Para Arnold Schoemberg el sentido de la música era por completo otro. Para él y para sus alumnos y seguidores, Alban Berg y Anton Webern no se trataba tan sólo de que la gente popularizara sus temas chiflándolos o se emocionara cada vez que eran escuchados. Lo que estos tres genios intentarían era una labor totémica: romper la tan aceptada y deseada tonalidad, el discurso políticamente correcto de la música.

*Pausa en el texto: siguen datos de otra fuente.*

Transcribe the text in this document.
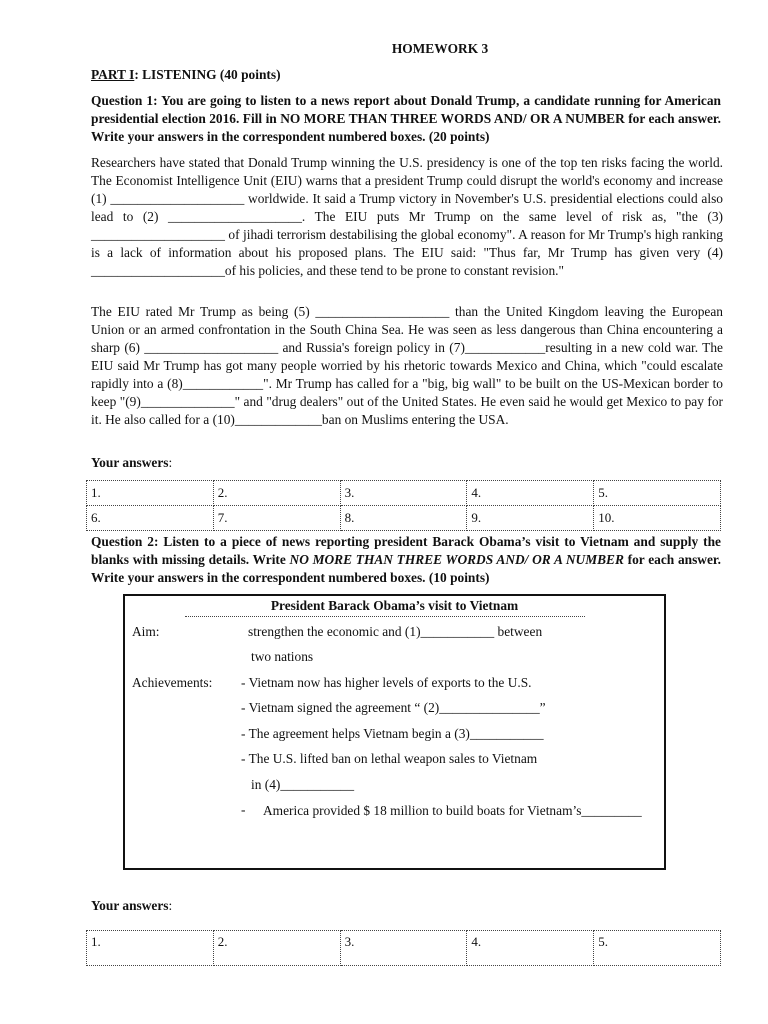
HOMEWORK 3
PART I: LISTENING (40 points)
Question 1: You are going to listen to a news report about Donald Trump, a candidate running for American presidential election 2016. Fill in NO MORE THAN THREE WORDS AND/ OR A NUMBER for each answer. Write your answers in the correspondent numbered boxes. (20 points)
Researchers have stated that Donald Trump winning the U.S. presidency is one of the top ten risks facing the world. The Economist Intelligence Unit (EIU) warns that a president Trump could disrupt the world's economy and increase (1) ____________________ worldwide. It said a Trump victory in November's U.S. presidential elections could also lead to (2) ____________________. The EIU puts Mr Trump on the same level of risk as, "the (3) ____________________ of jihadi terrorism destabilising the global economy". A reason for Mr Trump's high ranking is a lack of information about his proposed plans. The EIU said: "Thus far, Mr Trump has given very (4) ____________________of his policies, and these tend to be prone to constant revision."
The EIU rated Mr Trump as being (5) ____________________ than the United Kingdom leaving the European Union or an armed confrontation in the South China Sea. He was seen as less dangerous than China encountering a sharp (6) ____________________ and Russia's foreign policy in (7)____________resulting in a new cold war. The EIU said Mr Trump has got many people worried by his rhetoric towards Mexico and China, which "could escalate rapidly into a (8)____________". Mr Trump has called for a "big, big wall" to be built on the US-Mexican border to keep "(9)______________" and "drug dealers" out of the United States. He even said he would get Mexico to pay for it. He also called for a (10)_____________ban on Muslims entering the USA.
Your answers:
1.	2.	3.	4.	5.
6.	7.	8.	9.	10.
Question 2: Listen to a piece of news reporting president Barack Obama’s visit to Vietnam and supply the blanks with missing details. Write NO MORE THAN THREE WORDS AND/ OR A NUMBER for each answer. Write your answers in the correspondent numbered boxes. (10 points)
President Barack Obama’s visit to Vietnam
Aim:	strengthen the economic and (1)___________ between
two nations
Achievements: - Vietnam now has higher levels of exports to the U.S.
- Vietnam signed the agreement “ (2)_______________”
- The agreement helps Vietnam begin a (3)___________
- The U.S. lifted ban on lethal weapon sales to Vietnam
in (4)___________
- America provided $ 18 million to build boats for Vietnam’s_________
Your answers:
1.	2.	3.	4.	5.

¿Qué tuvieron que hacer para lograrlo? Como dice Simon Rattle, Schoemberg se propuso llevar a cabo un acto de democracia absoluto con la utilización igualitaria de las 12 notas de la escala cromática. Se dice fácil, pero era una especie de laboratorio en el que las matemáticas y el poder del sonido darían un giro importante. Crear una serie con las 12 notas sin repetirlas para después derivarla en otras tres: la retrógrada, que es como un espejo de la primera; la inversa, que agrega dos tonos contrarios en los intervalos de las notas elegidas y la retrógrada inversa que completa las dos funciones. Así llegamos a cuatro series, ¿sólo eso? Claro que no. Es ahí donde empieza la complejidad del asunto ya que las posibles combinaciones nos pueden llevar a múltiplos infinitos, son matemática y música puras. 479 millones de combinaciones posibles, por lo menos.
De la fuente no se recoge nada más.